The 2026 FIFA World Cup, co-hosted by the United States, Canada and Mexico, is on track to become the largest sports betting event in history, with industry analysts projecting total global betting revenue will surge past the $50 billion mark — far outstripping the totals from the 2022 Qatar edition of the quadrennial football tournament.
Two key factors are driving this unprecedented betting boom, according to Darren Small, Managing Director of Managed Trading Services at global sports technology firm Sportradar. First, the tournament has undergone a major expansion, growing from 32 competing nations to 48, creating far more matches, markets, and betting opportunities for enthusiasts worldwide. Second, shifting betting habits among modern punters have opened up massive new revenue streams that did not exist at previous World Cups.
Gone are the days when most bettors only placed simple wagers on which team would win a match, Small explained. Today, a growing share of interest centers on player-specific props and customizable betting options, often called bet builders, that let fans craft unique wagers tailored to their expectations of a game. These can range from simple bets on whether a star player will score, to more complex combinations that include the number of corners, tackles, passes, or even which foot a player will score with. “Customers are building out entire narratives for their bets,” Small noted in an interview with Agence France-Presse. “They might combine a bet on X team winning with both teams scoring, player Y scoring a header, and over 15 total corners in the match.” This segment has already become a major driver of growth for the industry.

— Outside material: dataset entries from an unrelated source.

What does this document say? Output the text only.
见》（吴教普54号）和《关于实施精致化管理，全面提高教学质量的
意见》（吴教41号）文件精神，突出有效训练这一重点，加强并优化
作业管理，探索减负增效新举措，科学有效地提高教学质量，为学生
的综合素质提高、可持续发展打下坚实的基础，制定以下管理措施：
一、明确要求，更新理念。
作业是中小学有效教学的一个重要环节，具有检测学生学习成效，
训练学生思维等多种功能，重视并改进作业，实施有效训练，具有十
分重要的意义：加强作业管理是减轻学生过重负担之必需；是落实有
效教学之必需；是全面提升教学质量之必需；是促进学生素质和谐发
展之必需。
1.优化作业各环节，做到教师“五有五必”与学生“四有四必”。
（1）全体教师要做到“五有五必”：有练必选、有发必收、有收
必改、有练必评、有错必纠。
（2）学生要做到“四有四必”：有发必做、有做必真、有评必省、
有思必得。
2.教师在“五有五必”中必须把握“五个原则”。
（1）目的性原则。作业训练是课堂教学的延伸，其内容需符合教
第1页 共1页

David Stevens, head of public relations for leading UK bookmaker Coral, echoed this assessment, calling custom bet building “one of the fastest growing areas of our business.” The trend, he added, caters perfectly to a new, younger demographic of bettors who crave more dynamic, engaging wagering opportunities rather than traditional straight win/lose bets.
As early betting flows in, two defending champions top the list of most-backed teams: 2022 winner Argentina and 2018 winner France hold the largest share of early wagers placed through Sportradar’s network of 250 global sports book clients. England, which has not won the World Cup since 1966, remains a fan favorite, sitting third in early odds behind France and Spain. Should England end the 60-year title drought, Stevens noted, bookmakers face a sizeable payout — though the increasingly global nature of the industry means an England win would be far less costly than it would have been a decade ago.
In the race for the Golden Boot, awarded to the tournament’s top scorer, the bulk of early bets have gone to global superstars Kylian Mbappe of France and Erling Haaland of Norway. Small told AFP that more than 20 percent of early Golden Boot betting volume through Sportradar has been placed on Haaland alone. But one unexpected name has crept into the top 10 of early betting that has left analysts amused rather than alarmed: Ben Waine, a striker for recently relegated fourth-tier English club Port Vale, who qualified for the tournament with New Zealand. “It’s really strange, as in peculiar not sinister,” Small said of the unexpected run of bets on Waine.
Industry leaders do note one logistical challenge posed by the 2026 co-hosting format: the wide geographical spread of match venues across North America has created tricky kickoff times for European audiences, particularly for matches held on the U.S. West Coast, which will fall in the middle of the night for most European viewers. Even so, growing betting activity in South America, led by traditional football powerhouse Brazil, is expected to offset any dip from European viewership challenges.
For the host nation the United States, early betting interest on a U.S. title run remains low, with 40-1 odds of an American upset victory. Stevens even joked that if the U.S. did defy the odds to lift the trophy, former president and current 2024 presidential candidate Donald Trump would likely demand a spot in the trophy-lifting celebrations: “Should the USA defy odds of 40-1 and lift the trophy, expect very short odds about the President being at the centre of the celebrations!”